How easily I am undone here. I can’t find shit in the kitchen – the rasp, the second cutting board, the meat thermometer, a mixing bowl for Christ’s sake. None of the knives are sharp, turning the pink hump of a shallot into an adversary. There’s no oven fan meaning that every time you open its door, furnace-like heat blasts out and you better not have your face too close. It also means cooking lamb chops stove top set off the smoke alarms, necessitating dashing about setting up floor fans, opening doors. Needless to say, I prefer cooking at home

So maybe home is where you can find things in the kitchen.

Every other plant here has spines. Spontaneous weeding, which is how I typically weed in Massachusetts, is not a good idea here given how close many of the invasive grasses and clovers are to nasty cacti. The nettles are no fun either. Gloves, a must.

On the pleasant side: a lozenge of a swimming pool filled with salty warm water. What a pleasurable way to end an afternoon! A dunk. A paddle. A blowing of air into bubbles, life-affirming bubbles. 

The sun sets over the fence that lines the pool – making the giant ficus back there go inky black. Which reminds me, when I get home, the 350-year-old beech behind my neighbor’s house will be gone. Will it even feel like home anymore?

The stupid limits I set. Once it was: when and if New England Mobile Book Fair closes, I’m leaving Newton. Then it was, if that copper beech ever comes down, I’m leaving Newton. I looked at that tree while prepping veggies or while rolling out a dough. The setting sun glared through its branches, visible from backyard, deck, family room, and dining room. Upstairs from the bed, I might see the moon wander through its dark tangle of branches.

It got sick. Many beeches in New England are getting sick. It’s not 120° temperatures or catastrophic sudden flooding, or fires taking out entire neighborhoods, but it is climate related and a grievous loss. 

Imagine how it might feel (speaking of trees and regimes and protests), if our government embraced the urgent need to slow global warming. Imagine if that corrupt pretense that it’s a hoax dropped away and reality shone through, its terrifying dimensions relieving compared to denial. What if our government acted like having a future mattered more than satisfying the energy lobbies? What then?

A collective sigh. A dropping of the shoulders.

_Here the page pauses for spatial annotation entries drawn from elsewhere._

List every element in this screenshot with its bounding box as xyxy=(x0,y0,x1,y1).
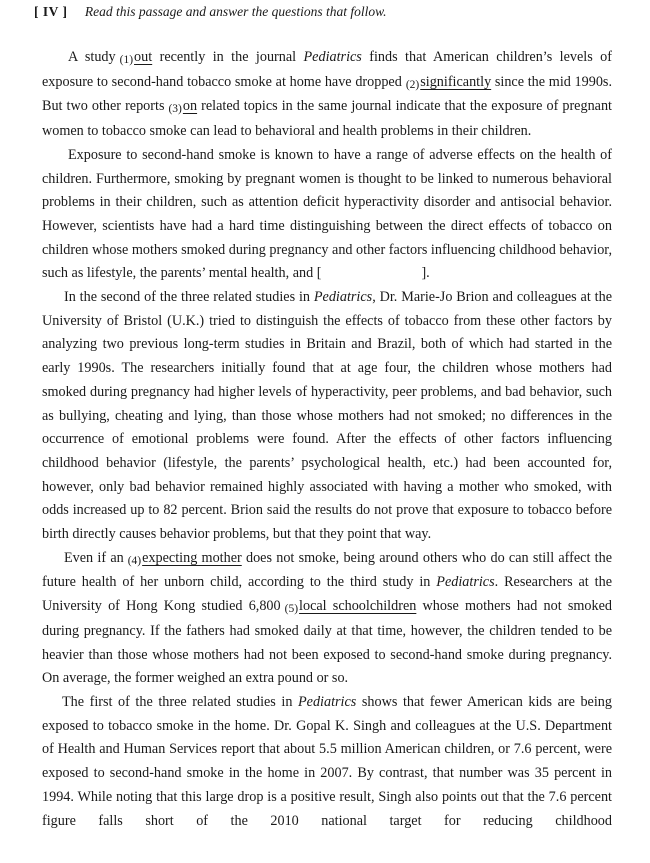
question-marker-2: (2) xyxy=(405,78,420,91)
journal-name: Pediatrics xyxy=(313,289,373,306)
text: shows that fewer American kids are being exposed to tobacco smoke in the home. Dr. Gopal K. Singh and colleagues at the U.S. Department of Health and Human Services report that about 5.5 million American children, or 7.6 percent, were exposed to second-hand smoke in the home in 2007. By contrast, that number was 35 percent in 1994. While noting that this large drop is a positive result, Singh also points out that the 7.6 percent figure falls short of the 2010 national target for reducing childhood xyxy=(42,693,612,829)
underlined-phrase-4: expecting mother xyxy=(142,549,242,566)
text: ]. xyxy=(421,265,430,282)
text: , Dr. Marie-Jo Brion and colleagues at the University of Bristol (U.K.) tried to distinguish the effects of tobacco from these other factors by analyzing two previous long-term studies in Britain and Brazil, both of which had started in the early 1990s. The researchers initially found that at age four, the children whose mothers had smoked during pregnancy had higher levels of hyperactivity, peer problems, and bad behavior, such as bullying, cheating and lying, than those whose mothers had not smoked; no differences in the occurrence of emotional problems were found. After the effects of other factors influencing childhood behavior (lifestyle, the parents’ psychological health, etc.) had been accounted for, however, only bad behavior remained highly associated with having a mother who smoked, with odds increased up to 82 percent. Brion said the results do not prove that exposure to tobacco before birth directly causes behavior problems, but that they point that way. xyxy=(42,289,612,543)
section-header xyxy=(34,3,387,21)
paragraph-1 xyxy=(42,46,612,144)
text: does not smoke, being around others who do can still affect the future health of her unborn child, according to the third study in xyxy=(42,549,612,591)
journal-name: Pediatrics xyxy=(298,693,357,710)
question-marker-3: (3) xyxy=(168,103,182,116)
question-marker-5: (5) xyxy=(284,603,299,616)
text: related topics in the same journal indicate that the exposure of pregnant women to tobacco smoke can lead to behavioral and health problems in their children. xyxy=(42,98,612,140)
text: . Researchers at the University of Hong Kong studied 6,800 xyxy=(42,574,612,615)
underlined-phrase-5: local schoolchildren xyxy=(299,598,417,615)
paragraph-5 xyxy=(42,691,612,833)
reading-passage xyxy=(42,46,612,833)
underlined-phrase-3: on xyxy=(182,98,198,115)
text: In the second of the three related studies in xyxy=(64,289,314,306)
paragraph-2 xyxy=(42,144,612,286)
text: Exposure to second-hand smoke is known to have a range of adverse effects on the health of children. Furthermore, smoking by pregnant women is thought to be linked to numerous behavioral problems in their children, such as attention deficit hyperactivity disorder and antisocial behavior. However, scientists have had a hard time distinguishing between the direct effects of tobacco on children whose mothers smoked during pregnancy and other factors influencing childhood behavior, such as lifestyle, the parents’ mental health, and [ xyxy=(42,146,612,282)
underlined-phrase-2: significantly xyxy=(420,73,492,90)
text: recently in the journal xyxy=(152,49,304,65)
journal-name: Pediatrics xyxy=(303,49,362,65)
text: A study xyxy=(68,49,116,65)
text: since the mid 1990s. But two other reports xyxy=(42,73,613,115)
underlined-phrase-1: out xyxy=(134,49,153,65)
question-marker-1: (1) xyxy=(119,54,134,66)
text: whose mothers had not smoked during pregnancy. If the fathers had smoked daily at that time, however, the children tended to be heavier than those whose mothers had not been exposed to second-hand smoke during pregnancy. On average, the former weighed an extra pound or so. xyxy=(42,598,612,687)
instruction-text: Read this passage and answer the questions that follow. xyxy=(84,4,387,19)
journal-name: Pediatrics xyxy=(436,574,495,591)
paragraph-3 xyxy=(42,286,612,547)
text: The first of the three related studies in xyxy=(62,693,298,710)
section-number: [ IV ] xyxy=(34,4,68,19)
question-marker-4: (4) xyxy=(127,554,142,567)
text: Even if an xyxy=(64,549,124,566)
paragraph-4 xyxy=(42,547,612,691)
text: finds that American children’s levels of exposure to second-hand tobacco smoke at home have dropped xyxy=(42,49,612,90)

A leaning into whatever it would take (and trust me when I tell you it’s not recycling). Rather, we’d feel determined and maybe even optimistic, willing as communities to endure hardships in service of the future.

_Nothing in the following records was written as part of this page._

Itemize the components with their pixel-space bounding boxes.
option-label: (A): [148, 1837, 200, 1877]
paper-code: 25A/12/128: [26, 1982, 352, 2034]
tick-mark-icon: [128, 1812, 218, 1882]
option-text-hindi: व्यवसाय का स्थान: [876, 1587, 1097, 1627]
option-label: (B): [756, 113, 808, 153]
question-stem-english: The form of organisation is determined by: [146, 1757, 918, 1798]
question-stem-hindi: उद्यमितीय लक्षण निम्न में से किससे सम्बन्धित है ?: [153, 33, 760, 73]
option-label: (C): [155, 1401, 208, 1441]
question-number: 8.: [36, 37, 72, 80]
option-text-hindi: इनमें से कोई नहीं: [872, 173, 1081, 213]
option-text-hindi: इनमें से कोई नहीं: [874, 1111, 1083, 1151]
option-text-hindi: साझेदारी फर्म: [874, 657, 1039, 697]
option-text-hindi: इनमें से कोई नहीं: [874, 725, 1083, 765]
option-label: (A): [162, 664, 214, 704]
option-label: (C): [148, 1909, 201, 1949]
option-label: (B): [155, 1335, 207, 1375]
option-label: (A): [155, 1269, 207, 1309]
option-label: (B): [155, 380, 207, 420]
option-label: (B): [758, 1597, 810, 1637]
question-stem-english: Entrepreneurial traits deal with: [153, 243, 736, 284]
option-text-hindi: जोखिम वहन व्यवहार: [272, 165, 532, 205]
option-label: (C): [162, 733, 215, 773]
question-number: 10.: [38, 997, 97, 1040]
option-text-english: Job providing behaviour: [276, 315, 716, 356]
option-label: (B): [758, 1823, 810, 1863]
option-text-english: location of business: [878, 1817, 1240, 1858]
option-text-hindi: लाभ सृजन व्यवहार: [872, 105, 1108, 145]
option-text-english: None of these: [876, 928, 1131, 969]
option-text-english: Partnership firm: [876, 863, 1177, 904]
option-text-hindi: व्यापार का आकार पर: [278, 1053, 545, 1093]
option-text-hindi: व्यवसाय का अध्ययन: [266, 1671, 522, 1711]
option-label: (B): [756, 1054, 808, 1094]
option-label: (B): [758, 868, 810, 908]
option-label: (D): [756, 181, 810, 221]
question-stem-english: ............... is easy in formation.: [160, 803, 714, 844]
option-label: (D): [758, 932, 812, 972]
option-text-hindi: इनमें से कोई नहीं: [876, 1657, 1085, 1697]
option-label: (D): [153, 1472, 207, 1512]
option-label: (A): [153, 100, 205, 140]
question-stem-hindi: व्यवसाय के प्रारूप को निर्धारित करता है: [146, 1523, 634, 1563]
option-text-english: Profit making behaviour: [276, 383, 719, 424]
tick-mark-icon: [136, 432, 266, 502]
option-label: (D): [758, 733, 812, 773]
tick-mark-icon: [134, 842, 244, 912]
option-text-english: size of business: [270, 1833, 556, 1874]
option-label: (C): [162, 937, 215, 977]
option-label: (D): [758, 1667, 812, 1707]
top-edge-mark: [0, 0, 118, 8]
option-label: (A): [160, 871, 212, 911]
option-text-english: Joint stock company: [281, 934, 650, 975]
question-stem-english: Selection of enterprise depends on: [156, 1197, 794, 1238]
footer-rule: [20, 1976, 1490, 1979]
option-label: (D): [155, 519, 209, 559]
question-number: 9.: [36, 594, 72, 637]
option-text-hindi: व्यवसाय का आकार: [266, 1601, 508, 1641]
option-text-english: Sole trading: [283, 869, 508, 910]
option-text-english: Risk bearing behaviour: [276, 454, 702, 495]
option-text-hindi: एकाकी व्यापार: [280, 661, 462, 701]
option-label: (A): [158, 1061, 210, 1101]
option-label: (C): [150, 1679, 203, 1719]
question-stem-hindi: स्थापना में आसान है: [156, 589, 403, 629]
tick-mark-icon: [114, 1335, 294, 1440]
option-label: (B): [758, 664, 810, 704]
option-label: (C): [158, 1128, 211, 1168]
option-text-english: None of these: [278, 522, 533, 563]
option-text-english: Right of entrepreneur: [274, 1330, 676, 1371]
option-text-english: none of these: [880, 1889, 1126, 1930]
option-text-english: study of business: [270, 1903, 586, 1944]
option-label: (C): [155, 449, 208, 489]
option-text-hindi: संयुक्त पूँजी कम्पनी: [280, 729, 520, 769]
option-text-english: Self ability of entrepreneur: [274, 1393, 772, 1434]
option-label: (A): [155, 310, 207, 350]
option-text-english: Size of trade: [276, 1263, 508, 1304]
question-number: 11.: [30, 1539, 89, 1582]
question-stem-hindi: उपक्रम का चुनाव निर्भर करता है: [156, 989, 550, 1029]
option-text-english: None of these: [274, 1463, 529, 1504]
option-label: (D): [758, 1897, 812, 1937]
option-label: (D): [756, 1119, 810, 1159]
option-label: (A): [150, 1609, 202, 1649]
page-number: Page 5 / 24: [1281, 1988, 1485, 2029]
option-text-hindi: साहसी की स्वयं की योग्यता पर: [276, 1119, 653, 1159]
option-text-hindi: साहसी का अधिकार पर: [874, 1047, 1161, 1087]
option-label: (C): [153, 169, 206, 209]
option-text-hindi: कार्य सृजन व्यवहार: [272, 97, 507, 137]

Truth, in fact, has been sacrificed to profit to Murdoch to Trump and his dumb shit children, to the tech bros, who now want to violate whole communities to keep their crypto and AI factories cool.

Five million people is a lot of people. Trump coming home early from the G7 because he’s tired, defeated, out of his league, and a shell of a man is evident to everyone. I applaud the European sneers and Canadian interruptions. Our national demon spends too much time insulated. Oh, look, there’s Pam Bondi singing his praises and declaring burners of Teslas domestic terrorists. But a murderer of Democratic lawmakers? Not so much. So maybe he doesn’t quite know how incredibly reviled he is.

The reels from all over the country bringing us to tears. How unified and gratifying the crowds! The vast protests in Idaho, for Christ’s sake. North Carolina, North Florida, Oklahoma. This was not exclusively a Boston, LA, Chicago, New York thing by any stretch. He had to have seen a minute or two of coverage? But even if he’d been shielded from it all, every single world leader whose hand he shook had seen the footage and understood the import.

So I guess what I’m saying is that a return to sanity would feel like going home. This isn’t wishing for some mythic past that never existed, but for a kind of normalcy that might allow us to progress one foot after the other. Or maybe even running to preserve the oceans, the ice caps, clean water, trees.

If hate could take a person down, Trump would be long dead. How often that wish comes up in conversation amazes me. Everyone, not just my radical friends, but all of them, wish him dead and say so.